The European gas price surged around lunchtime on Monday, after QatarEnergy’s announcement, hitting almost €49 (£42.80) per megawatt hour (MWh) before dropping back to €44 later in the afternoon. Oil got close to $80 per barrel but dropped in afternoon trading to around $73.

Line chart of  showing Prices spiked as the trade route was blocked

The gas market was settling in for years of calm, as noted by British Gas owner Centrica (CNA) in its 2025 results last week, when the company said it was “well-positioned for an expected period of gas oversupply”. LNG supply has climbed since 2022 because of investment in gasification capacity in the US and Middle East. Shares in major US supplier Cheniere Energy (US:LNG) rose 5 per cent on Monday.

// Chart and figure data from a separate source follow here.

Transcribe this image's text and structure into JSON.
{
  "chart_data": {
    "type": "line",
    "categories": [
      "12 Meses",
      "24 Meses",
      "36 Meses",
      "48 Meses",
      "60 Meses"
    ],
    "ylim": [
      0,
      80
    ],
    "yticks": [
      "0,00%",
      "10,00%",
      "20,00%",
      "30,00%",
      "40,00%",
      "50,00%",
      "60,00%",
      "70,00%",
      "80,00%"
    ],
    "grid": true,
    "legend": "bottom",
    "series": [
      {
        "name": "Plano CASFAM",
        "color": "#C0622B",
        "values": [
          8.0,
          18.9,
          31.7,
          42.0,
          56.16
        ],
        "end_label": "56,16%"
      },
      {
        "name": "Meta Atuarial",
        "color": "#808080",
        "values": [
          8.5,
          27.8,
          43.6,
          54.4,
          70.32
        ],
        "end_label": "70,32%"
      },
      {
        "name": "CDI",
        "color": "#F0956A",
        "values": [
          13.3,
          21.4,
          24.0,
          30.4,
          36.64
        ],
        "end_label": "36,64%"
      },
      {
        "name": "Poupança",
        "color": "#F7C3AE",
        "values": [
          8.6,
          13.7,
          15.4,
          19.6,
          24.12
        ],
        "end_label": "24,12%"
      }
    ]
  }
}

Investors have been positioning for disruption in the market, sending Cheniere up 25 per cent so far this year.

A prolonged rise in European gas prices would still be felt in the UK, given that they largely determine electricity prices.

Equity investors also added gas exposure on Monday. Equinor (NO:EQNR) climbed 8 per cent, while TotalEnergies (FR:TTE) was up 3 per cent. Shell (SHEL) and BP (BP.) also climbed 3 per cent on Monday.

The top riser in London was Tullow Oil (TLW), which climbed 20 per cent. The company’s shares have been in decline since 2024 as its debt pile has grown to look almost insurmountable. Tullow’s joint venture partner Kosmos Energy (KOS) announced higher production guidance for this year, which also helped propel the shares upwards.

Energean (ENOG) shares stayed flat even on the announcement that the Israeli government had shut down its Karish field for safety reasons.

Quilter Cheviot Maurizio Carulli said it would take a conflict of more than a few weeks to really disrupt markets. “There needs to be at least a month or two of a substantially different level of oil price to have a meaningful impact on quarterly indicators both at a company and at a macroeconomic level,” he said.

“If the situation calms down over the next few weeks, as it is well possible, the price is likely to revert to $60-$65 per barrel, given oil production is in excess of demand.”